SIETE HÁBITOS PARA DESARROLLAR DURANTE LA CUARENTENA

Por: José Dunker L.

Tal como se hace para la rehabilitación de un adicto el encierro es una medida útil para el cambio de hábitos. Cuando Dios quiso crear una nueva cultura humana mandó el diluvio durante cuarenta dias. Luego se acostumbraron a estar en el arca, y al salir demostraron nuevos hábitos, diferentes a la generación de donde procedían.

Viktor Frankl, el psiquiatra vienés creador de la logoterapia, describió su experiencia en los campos de concentración nazis, sugiriendo tres momentos especiales: el ENCIERRO produce un shock, una incapacidad de pensar correctamente, como dudando de la realidad o en espera de una liberación milagrosa, la cual nunca llegó; luego vino la RUTINA, los sentidos se embotan y se pierde la capacidad de disfrutar de la vida, incluyendo la vida sexual, pero a todo uno se acostumbra, incluyendo lo malo, y finalmente viene la SALIDA, cuando uno sigue la rutina, como si todavía estuviera preso, incapaz de disfrutar la liberación, por los sentidos embotados. El resultado es que al salir no eran las mismas personas, y así mismo sucederá con la actual cuarentena: ¡nada será igual, ni la familia, ni el país ni el mundo! ¡Algo nuevo viene!

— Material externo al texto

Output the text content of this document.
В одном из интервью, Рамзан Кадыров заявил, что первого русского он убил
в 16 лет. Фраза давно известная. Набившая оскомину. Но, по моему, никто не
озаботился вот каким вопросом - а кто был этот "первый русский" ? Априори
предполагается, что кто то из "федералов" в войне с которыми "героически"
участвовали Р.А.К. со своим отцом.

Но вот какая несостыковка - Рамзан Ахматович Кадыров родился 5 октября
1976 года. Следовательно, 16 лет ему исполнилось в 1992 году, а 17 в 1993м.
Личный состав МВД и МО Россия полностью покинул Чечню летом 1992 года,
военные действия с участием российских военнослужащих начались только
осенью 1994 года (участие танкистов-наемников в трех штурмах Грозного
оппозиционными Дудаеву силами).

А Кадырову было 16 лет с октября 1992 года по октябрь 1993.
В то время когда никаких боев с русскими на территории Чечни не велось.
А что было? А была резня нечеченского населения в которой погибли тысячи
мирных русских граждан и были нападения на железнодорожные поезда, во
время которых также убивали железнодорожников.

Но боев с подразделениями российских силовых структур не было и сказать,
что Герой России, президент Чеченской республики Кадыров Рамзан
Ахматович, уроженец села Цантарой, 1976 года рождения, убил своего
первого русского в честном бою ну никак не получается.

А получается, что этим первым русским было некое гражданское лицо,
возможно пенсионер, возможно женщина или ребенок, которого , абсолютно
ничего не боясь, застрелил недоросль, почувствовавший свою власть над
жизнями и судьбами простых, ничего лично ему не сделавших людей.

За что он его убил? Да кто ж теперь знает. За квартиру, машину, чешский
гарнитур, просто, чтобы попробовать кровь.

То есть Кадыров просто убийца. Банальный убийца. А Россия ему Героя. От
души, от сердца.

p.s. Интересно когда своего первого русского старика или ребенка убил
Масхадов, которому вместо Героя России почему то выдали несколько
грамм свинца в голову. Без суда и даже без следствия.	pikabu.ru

La ocasión es propicia para desarrollar siete hábitos personales durante esta cuarentena, y de ese modo los que podamos salir podremos vivir mejor.

Primero, actividades fisicas regulares, sea por gimnasia aeróbica, o sea por oficios domésticos, compartidos en pareja y con los hijos, y esto tiene un tremendo efecto anti estrés y antidepresivo.

Segundo, alimentación sana en lugar de comida basura. Es tiempo para beber agua fresca en lugar de gaseosas, alcohol o jugos artificiales, y comer frutas, granos y nueves, en lugar de tantas grasas saturadas y azúcar refinada.

Tercero, chateo en familia con los hijos que se fueron o los padres ausentes, reconciliarse con la familia de origen aprovechando el nuevo recurso de las redes sociales pues muchos viejebos somos analfabetos digitales.

Cuarto, tiempo de recogimiento en familia, quizás leer un salmo y hacer una oración, para luego contar historias y retos pendientes, y aprovechar para un abrazo a cada miembro de la familia.

Quinto, construir hábitos sanos en lugar de adicciones, pues en cuarenta días el cerebro se desintoxica y puede hacer nuevas sinapsis en lugar de los viejos hábitos perjudiciales.

Sexto, ensayo de una relación bonita con la pareja, perdonar y pedir perdón, cada cual poniendo de su parte para hacer su mejor papel para tener la relación que soñaron desde niños.

Séptimo, relación de calidad con los hijos, con cada hijo, especialmente papá con los varones y mamá con las hembras, para llenar vacíos emocionales que el atareo cotidiano fomentaba.

Si aprovechamos la cuarentena para construir estos nuevos hábitos al final seremos mejores hijos y mejores padres, y tendremos un mejor país.